Acts 14:21-27, Revelation 21:1-5A, John 13:31-33A, 34-35
We all like new things. The word ‘new’ often implies something that has just come into our possession. We love the “new car” smell, the appearance and feel of new clothes, or the excitement we get from our newest technological gadget.
All of the Fifth Week of Easter readings speak of newness. In the first reading from the Acts of the Apostles, we rejoice when we hear of St. Paul’s journey back to the new churches he established and how the Gentiles are welcomed in accordance with the message of Christ. In our reading from Revelation, we see how the new and eternal Jerusalem will be realized in all its glory at the end of time. Most of us will not be called to establish new churches, and indeed the end times should be left to the Lamb of God himself, who says: “Behold, I make all things new.” So, how can we hope to follow the new commandment to “Love one another, as I have loved you,” proclaimed in today’s Gospel?
The Commandment of Love is given to us as our Lord’s disciples. The Old Testament law commanded human love for ourselves and our neighbors. Through his acts of charity and generosity, Christ mandates divine love for one another. The divine love is selfless and expects nothing in return. This supernatural love comes not from us but from the Holy Spirit. By merit of our baptism, we join in the divine nature of our Lord and are conformed and wired for goodness—for divine love. As humans, though, we need mentors and role models of this new commandment which speaks not to possession but the free will of giving of ourselves.
In the movie The Passion of the Christ, there is an intimate moment between our Lord carrying His cross and the Blessed Mother. Our Lord, who has fallen to the ground, looks up at His Mother and utters the words: “See,I make all things new!” He did indeed, and His Mother made the new possible with her Fiat, her ‘yes’ to the plan of salvation set out by the Father. Mary could not stop or prevent His suffering, so she courageously continued her ‘yes’ to love by following and comforting our Lord. “Nothing is so strong as gentleness, and nothing is so gentle as real strength.” Undoubtedly, St. Francis de Sales had the Blessed Mother in mind when writing those words. When we find our “Yes” to God’s plan too tough or with more suffering than we can bear, let us recognize that our Blessed Mother is always there and ready to comfort and guide us. During this month of Mary, let her answer be our answer to this new covenant: ‘Yes, Lord, do with me as you will.’ Only then will we see with the eyes of our Lord in our neighbors, and we can become their comfort and strength. Servant of God, Fr. Bill Atkinson exemplified this law of love by his entire self-gift to everyone he encountered.

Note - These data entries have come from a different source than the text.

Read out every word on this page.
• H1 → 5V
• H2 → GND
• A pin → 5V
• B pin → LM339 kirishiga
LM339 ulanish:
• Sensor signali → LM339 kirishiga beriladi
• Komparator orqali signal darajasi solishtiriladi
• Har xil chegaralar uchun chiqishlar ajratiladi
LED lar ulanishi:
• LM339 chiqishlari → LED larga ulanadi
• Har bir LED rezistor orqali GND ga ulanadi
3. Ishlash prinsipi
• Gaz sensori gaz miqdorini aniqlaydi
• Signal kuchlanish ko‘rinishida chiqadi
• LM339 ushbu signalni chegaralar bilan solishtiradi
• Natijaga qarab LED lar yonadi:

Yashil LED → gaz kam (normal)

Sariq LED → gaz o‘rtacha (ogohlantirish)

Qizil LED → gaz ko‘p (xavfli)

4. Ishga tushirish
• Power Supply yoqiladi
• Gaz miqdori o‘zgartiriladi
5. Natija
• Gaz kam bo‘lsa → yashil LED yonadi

As the first quadriplegic ever ordained to the priesthood, one might wonder how he gave to others? Through his daily example of courage and faith in God’s grace, Fr. Bill served in the selfless manner of love. As Fr. Bill stated: “In this modern age where the dignity of human life is measured by productivity alone and where suffering should be eliminated at all cost, we must, more than ever, preach Christ crucified.”
Fr. Bill followed our Blessed Mother’s example of saying yes to the will of God. He was an example of strength for those who knew him. Through his strength, one witnessed his gentleness as well.He often got a person’s pulse by asking a simple question: “How are you doing?” It was an effective yet simple expression of love that allowed him to connect with many. He asked not as a supplemental greeting but as an honest attempt to communicate on a personal level. In our present climate, when all the world desires connection, and the primary outreach for this kind of craving is through texts and emails, how refreshing would you find it if only someone asked you face to face: How are you doing? Love is personal.
Our Lady’s and Fr. Bill’s stories are quite different but share the same path. Both followed the will of the Father and showed us the way to the selfless law of Love of the Son. Joy is the result of regularly practicing this kind of love, and we should think of it as a lifelong journey. As St. Augustine said: “Love is itself the fulfillment of all our works. There is the goal; that is why we run: we run toward it, and once we reach it, we shall find rest.”